So far we have shown that using semaphores when enqueuing work for the GPU allows us to correctly order the work done on the GPU timeline. We have briefly mentioned that this does nothing to keep the CPU in sync with the GPU. As it stands right now the CPU is free to schedule as much work in advance as we like (assuming sufficient available resources). This has a couple of issues though:

  • The more frames of work in advance the CPU schedules work for the GPU, the more resources we need to hold command buffers, semaphores etc. – not to mention the GPU resources to which the command buffers refer, such as buffers and textures. These GPU resources all have to be kept alive as long as any command buffers are referencing them.
  • The second issue is that the further the CPU gets ahead of the GPU the further our simulation state gets ahead of what we see. That means, the more frames ahead we allow the CPU to get, the higher is our latency. Some latency can be good in that if we have a frame or two queued up already, a frame that then takes a bit longer to prepare can be absorbed unnoticed. However, too much latency and our application feels sluggish and unnatural to use as it takes too long for our input to be responded to and for us to see the results of that on screen.

It is therefore essential to have a good handle on our system’s latency which in this case means the number of frames we allow to be “in flight” at any one time. That is, the number of frames worth of command buffers that have been submitted to the GPU queues and are being recorded at the current time. A common choice here is to allow 2-3 frames to be in flight at once. Bear in mind that this also depends upon other factors such as your display’s refresh rate. If you are running on a high refresh rate display at say 240Hz, then each frame is only around for 1/4 of the time of a “standard” 60Hz display. If this is the case, you may wish to increase the number of frames in flight to compensate.

Let’s parameterise the max number of frames that the CPU can get ahead as MAX_FRAMES_IN_FLIGHT. From our discussions in the previous sections we know that if we can keep the CPU from getting ahead by only MAX_FRAMES_IN_FLIGHT frames, then we will only need MAX_FRAMES_IN_FLIGHT semaphores for each use of a semaphore within a frame.
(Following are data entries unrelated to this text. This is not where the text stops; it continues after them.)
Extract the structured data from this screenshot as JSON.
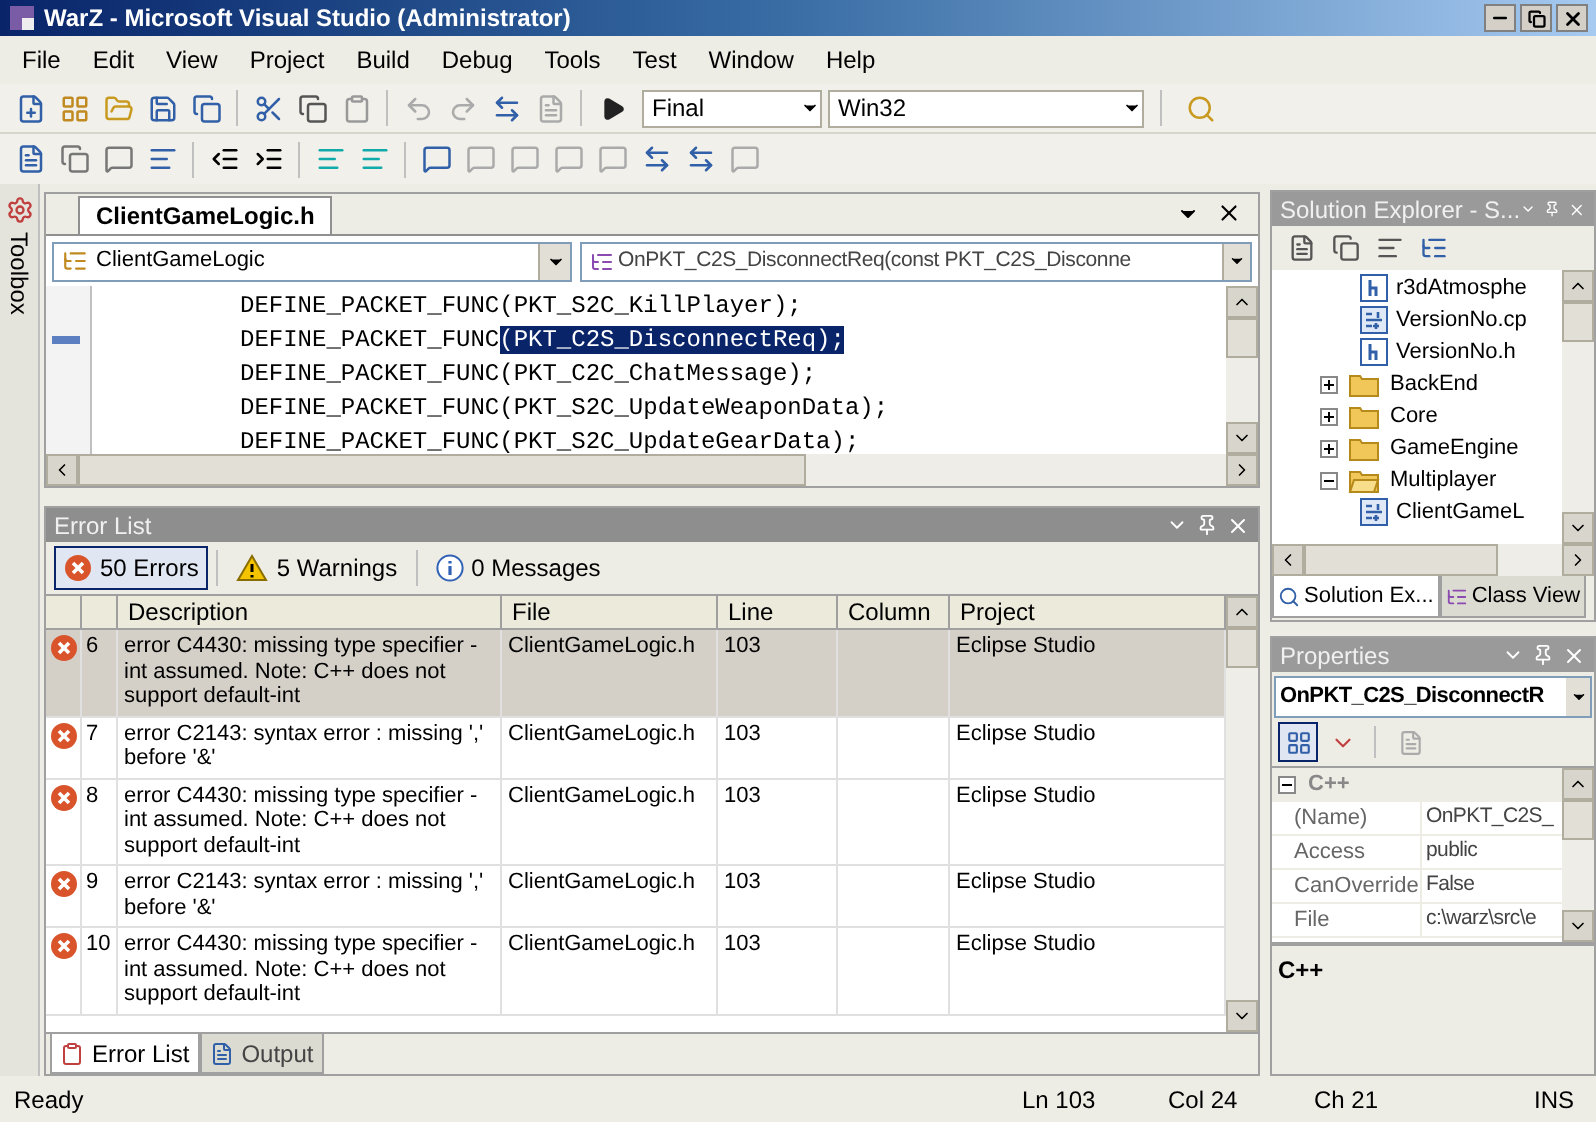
{
  "window": {
    "title": "WarZ - Microsoft Visual Studio (Administrator)"
  },
  "menu": [
    "File",
    "Edit",
    "View",
    "Project",
    "Build",
    "Debug",
    "Tools",
    "Test",
    "Window",
    "Help"
  ],
  "toolbar": {
    "configuration": "Final",
    "platform": "Win32"
  },
  "toolbox": {
    "label": "Toolbox"
  },
  "editor": {
    "tab": "ClientGameLogic.h",
    "class_dropdown": "ClientGameLogic",
    "member_dropdown": "OnPKT_C2S_DisconnectReq(const PKT_C2S_Disconne",
    "lines": [
      {
        "text": "DEFINE_PACKET_FUNC(PKT_S2C_KillPlayer);",
        "bookmark": false
      },
      {
        "text": "DEFINE_PACKET_FUNC",
        "selected_text": "(PKT_C2S_DisconnectReq);",
        "bookmark": true
      },
      {
        "text": "DEFINE_PACKET_FUNC(PKT_C2C_ChatMessage);",
        "bookmark": false
      },
      {
        "text": "DEFINE_PACKET_FUNC(PKT_S2C_UpdateWeaponData);",
        "bookmark": false
      },
      {
        "text": "DEFINE_PACKET_FUNC(PKT_S2C_UpdateGearData);",
        "bookmark": false
      }
    ]
  },
  "error_list": {
    "title": "Error List",
    "filters": [
      {
        "kind": "error",
        "label": "50 Errors",
        "selected": true
      },
      {
        "kind": "warning",
        "label": "5 Warnings",
        "selected": false
      },
      {
        "kind": "message",
        "label": "0 Messages",
        "selected": false
      }
    ],
    "columns": [
      "Description",
      "File",
      "Line",
      "Column",
      "Project"
    ],
    "rows": [
      {
        "number": "6",
        "description": "error C4430: missing type specifier - int assumed. Note: C++ does not support default-int",
        "file": "ClientGameLogic.h",
        "line": "103",
        "project": "Eclipse Studio",
        "selected": true
      },
      {
        "number": "7",
        "description": "error C2143: syntax error : missing ',' before '&'",
        "file": "ClientGameLogic.h",
        "line": "103",
        "project": "Eclipse Studio",
        "selected": false
      },
      {
        "number": "8",
        "description": "error C4430: missing type specifier - int assumed. Note: C++ does not support default-int",
        "file": "ClientGameLogic.h",
        "line": "103",
        "project": "Eclipse Studio",
        "selected": false
      },
      {
        "number": "9",
        "description": "error C2143: syntax error : missing ',' before '&'",
        "file": "ClientGameLogic.h",
        "line": "103",
        "project": "Eclipse Studio",
        "selected": false
      },
      {
        "number": "10",
        "description": "error C4430: missing type specifier - int assumed. Note: C++ does not support default-int",
        "file": "ClientGameLogic.h",
        "line": "103",
        "project": "Eclipse Studio",
        "selected": false
      }
    ],
    "tabs": [
      {
        "label": "Error List",
        "selected": true
      },
      {
        "label": "Output",
        "selected": false
      }
    ]
  },
  "solution_explorer": {
    "title": "Solution Explorer - S...",
    "continued_children": [
      {
        "label": "r3dAtmosphe",
        "kind": "header"
      },
      {
        "label": "VersionNo.cp",
        "kind": "cpp"
      },
      {
        "label": "VersionNo.h",
        "kind": "header"
      }
    ],
    "items": [
      {
        "label": "BackEnd",
        "expanded": false
      },
      {
        "label": "Core",
        "expanded": false
      },
      {
        "label": "GameEngine",
        "expanded": false
      },
      {
        "label": "Multiplayer",
        "expanded": true,
        "children": [
          {
            "label": "ClientGameL",
            "kind": "cpp"
          }
        ]
      }
    ],
    "tabs": [
      {
        "label": "Solution Ex...",
        "selected": true
      },
      {
        "label": "Class View",
        "selected": false
      }
    ]
  },
  "properties": {
    "title": "Properties",
    "object": "OnPKT_C2S_DisconnectR",
    "view_buttons": [
      {
        "kind": "categorized",
        "selected": true
      },
      {
        "kind": "alphabetical",
        "selected": false
      }
    ],
    "category": {
      "label": "C++",
      "expanded": true
    },
    "rows": [
      {
        "name": "(Name)",
        "value": "OnPKT_C2S_"
      },
      {
        "name": "Access",
        "value": "public"
      },
      {
        "name": "CanOverride",
        "value": "False"
      },
      {
        "name": "File",
        "value": "c:\\warz\\src\\e"
      }
    ],
    "description": "C++"
  },
  "status_bar": {
    "state": "Ready",
    "line": "Ln 103",
    "column": "Col 24",
    "char": "Ch 21",
    "mode": "INS"
  }
}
So now the question is how do we stop the CPU from racing ahead of the GPU? Specifically we need a way to make the CPU timeline wait until the GPU timeline indicates that it is done with processing a frame. In Vulkan, the answer to this is a fence (VkFence). Conceptually this is how we can structure a frame with fences to get the desired result (ignoring the use of semaphores for GPU↔GPU synchronization):

  1. In the application initialisation, create MAX_FRAMES_IN_FLIGHT fence objects in the signalled state.
  2. Force the CPU timeline to wait until the fence for this frame becomes signalled or continue immediately if it is the first frame and the fence is already signalled (vkWaitForFences).
  3. Reset the fence to the unsignalled state so that we can wait for it again in the future (vkResetFences).
  4. Acquire the swapchain image index (as before).
  5. Record and submit the command buffers to perform the rendering for this frame. When it is time to submit the command buffers to the GPU queue, we can pass in the fence for this frame as the final argument to vkQueueSubmit. Just as with a semaphore, when the GPU queue finishes processing this command buffer submission, it will transition the fence to the signalled state.
  6. Issue a GPU command to present the completed swapchain image (as before).
  7. Go to step 2 and use the next fence and (set of semaphores).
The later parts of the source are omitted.